Advanced research computing for ecology

In a few weeks, I will be giving a talk at the Association Francophone pour le Savoir annual meeting in McGill University, about how advanced research computing (aka high performance computing) can accelerate discoveries in biodiversity sciences and ecology. Collecting data on any ecosystem, no matter how small, is painstaking. It is long. It is expensive. And as a result, we have a relatively small amount of data. So what could advanced research computing possibly deliver?

Synthesis. How about that?

Ecological synthesis is a concept with a lot of definition, and so I would like to present mine: aggregating the maximum amount of evidence to generate novel knowledge about issues at a scale which is typically larger than the one at which evidence was collected.
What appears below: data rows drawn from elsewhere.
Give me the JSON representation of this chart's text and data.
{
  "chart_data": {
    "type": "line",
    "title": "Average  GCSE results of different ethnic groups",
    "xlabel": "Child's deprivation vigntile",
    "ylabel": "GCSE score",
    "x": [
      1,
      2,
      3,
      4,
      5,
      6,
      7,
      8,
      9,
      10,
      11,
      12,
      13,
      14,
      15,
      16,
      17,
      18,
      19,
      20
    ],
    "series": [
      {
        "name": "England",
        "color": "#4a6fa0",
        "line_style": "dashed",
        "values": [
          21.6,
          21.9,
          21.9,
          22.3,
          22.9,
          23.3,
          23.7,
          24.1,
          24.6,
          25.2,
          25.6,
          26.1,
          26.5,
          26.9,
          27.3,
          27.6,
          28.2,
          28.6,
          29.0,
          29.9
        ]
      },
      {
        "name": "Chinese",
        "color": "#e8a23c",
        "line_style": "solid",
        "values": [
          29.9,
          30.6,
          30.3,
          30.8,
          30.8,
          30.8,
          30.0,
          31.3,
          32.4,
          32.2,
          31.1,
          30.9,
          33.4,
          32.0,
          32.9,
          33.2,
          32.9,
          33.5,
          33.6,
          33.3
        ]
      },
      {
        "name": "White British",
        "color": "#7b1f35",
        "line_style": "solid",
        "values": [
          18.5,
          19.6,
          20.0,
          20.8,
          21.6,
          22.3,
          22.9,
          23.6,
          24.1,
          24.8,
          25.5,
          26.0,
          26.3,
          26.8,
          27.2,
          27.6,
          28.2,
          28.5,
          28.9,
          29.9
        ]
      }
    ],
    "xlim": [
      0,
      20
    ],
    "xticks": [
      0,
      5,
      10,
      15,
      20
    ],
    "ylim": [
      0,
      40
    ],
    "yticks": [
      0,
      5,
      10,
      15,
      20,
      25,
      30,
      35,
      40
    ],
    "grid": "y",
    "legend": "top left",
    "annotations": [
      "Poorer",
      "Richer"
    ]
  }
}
Or to put it more simply, it is about finding out whether synthetic datasets are more than the sum of the their parts. When we suggested the use of synthetic datasets in ecology, the goal was very clearly to put together what we know, to find out things we do not know yet.

It is true that ecological data is small, but there is a lot of it. Not a Big data lot, not by any standard, but enough that putting it all together can become a problem. In a sense, ecological data are difficult to deal with, not because there are a lot, but because the field paid so little attention to making them homogeneous. Understanding how different datasets fit together is a guaranteed exercise in frustration.
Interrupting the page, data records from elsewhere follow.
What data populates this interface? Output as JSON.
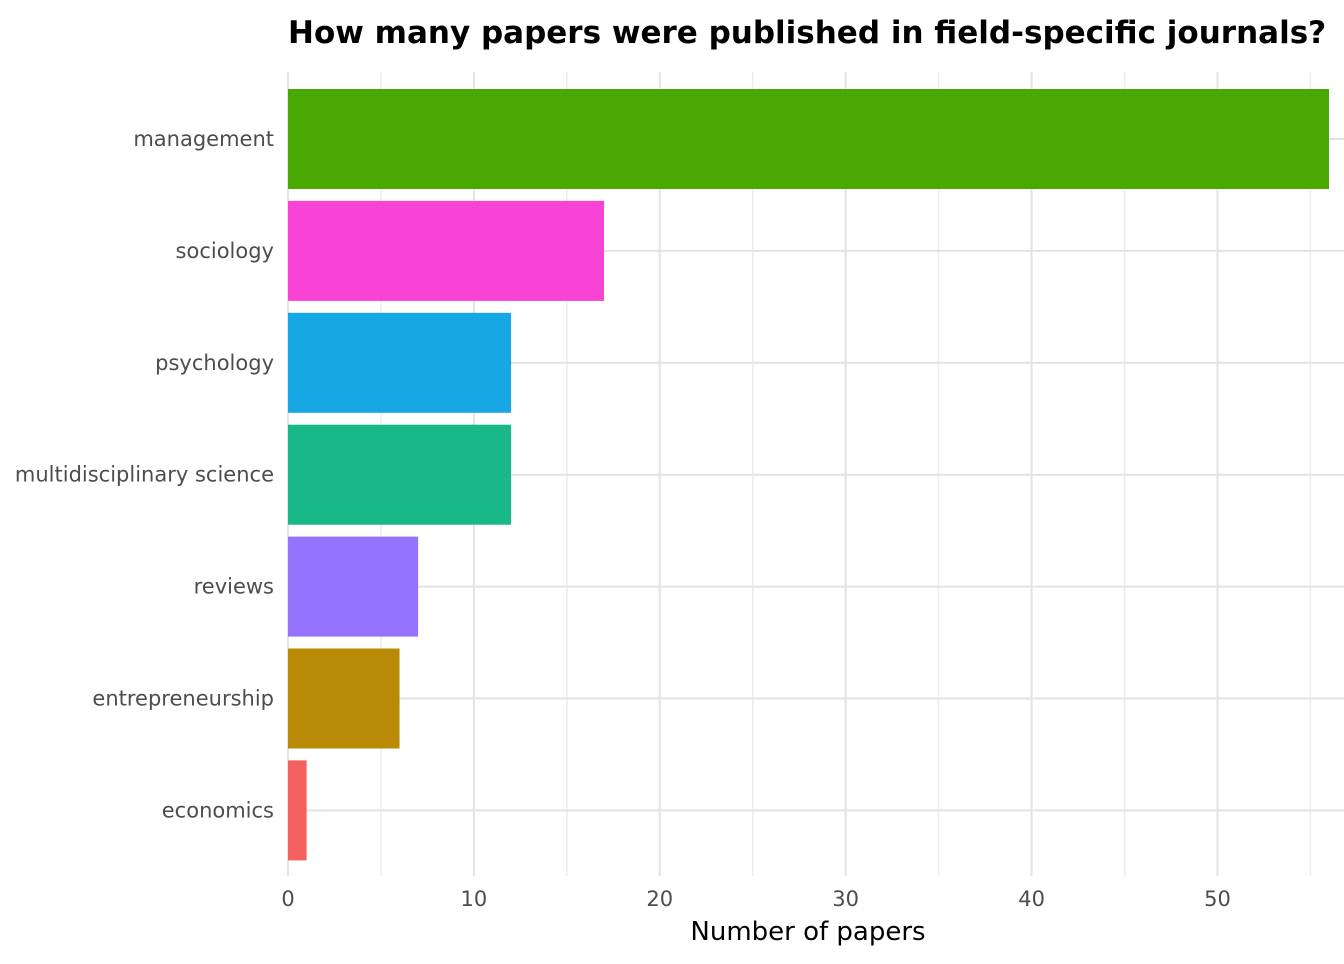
{
  "chart_data": {
    "type": "bar",
    "orientation": "horizontal",
    "title": "How many papers were published in field-specific journals?",
    "xlabel": "Number of papers",
    "ylabel": "",
    "categories": [
      "management",
      "sociology",
      "psychology",
      "multidisciplinary science",
      "reviews",
      "entrepreneurship",
      "economics"
    ],
    "values": [
      56,
      17,
      12,
      12,
      7,
      6,
      1
    ],
    "colors": [
      "#49A801",
      "#F843D4",
      "#17A7E5",
      "#18B887",
      "#9673FF",
      "#B88A06",
      "#F45F5F"
    ],
    "xlim": [
      0,
      56
    ],
    "xticks": [
      0,
      10,
      20,
      30,
      40,
      50
    ],
    "xtick_labels": [
      "0",
      "10",
      "20",
      "30",
      "40",
      "50"
    ],
    "grid": true,
    "legend": "none"
  }
}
UNTITLED IMAGEIt is unlikely that throwing more computing power at existing data will make data synthesis easier. This will remain, for a while, a work for the ecologist, sitting at the computer, and looking at how data are organized. And once they fit together, there will be gaps. Filling these gaps with data will require, since additional measurements or observations are usually not an option, to apply predictive models. This is where advanced research computing will shine: because the nature of the data is varied, and because the gaps are many, there will be a need to have high-performance simulations to allow the synthesis effort.
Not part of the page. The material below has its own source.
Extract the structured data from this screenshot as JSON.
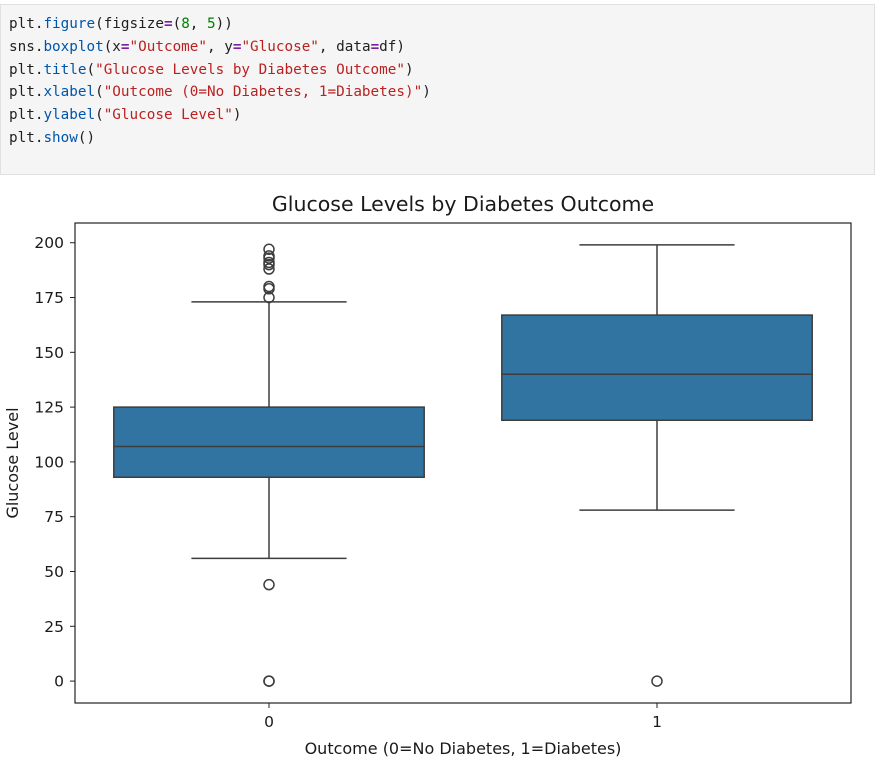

And if we can let computers generate predictions based on data once, why not automate the process? If we affect biodiversity and ecosystems in real-time, the least we can do is update our predictions at least as fast. Pulling in data in real time, and constantly updating models to generate up to date predictions will require that we have a few virtual machines buzzing steadily somewhere. This is a job for advanced research computing.

And of course, coming up with these (possibly massive) synthetic datasets is only the first step. The second is analysis, and the situation is interesting. First, the volume of data we have is increasing, but not that rapidly. Second, the amount of work we do on these data is increasing, possibly faster than new data arrive. As a consequence, the questions we ask tend to be increasingly refined, to the point where they might require to throw massive computing resources at a problem.

In the last year, I used about 70 core-years on a food web problem (not counting the time it took to generate the dataset); it means it would have taken me 70 years to get the results on a single CPU. It was about twice as much the year before. Both of these projects gave relatively simple answers to relatively straightforward problems, but in both cases I had to supercompute my way out of the shortage of suitable empirical data. These situations are only going to increase in frequency.

To summarize, there are two domains of ecological research where advanced research computing will help immensely within the next years. The first is large scale data synthesis, maybe coupled to real-time data restitution. The second is increased computational demand for analyses due to the rate of data acquisition. It is unlikely that ecologists will displace physicists, genome scientists, and climatologists at the heaviest users of advanced research computing resources. But we do have a niche to occupy here, and it will take some spotlight on current research, as well as changes in the computational skills we equip students with, to see these methods reach their full potential.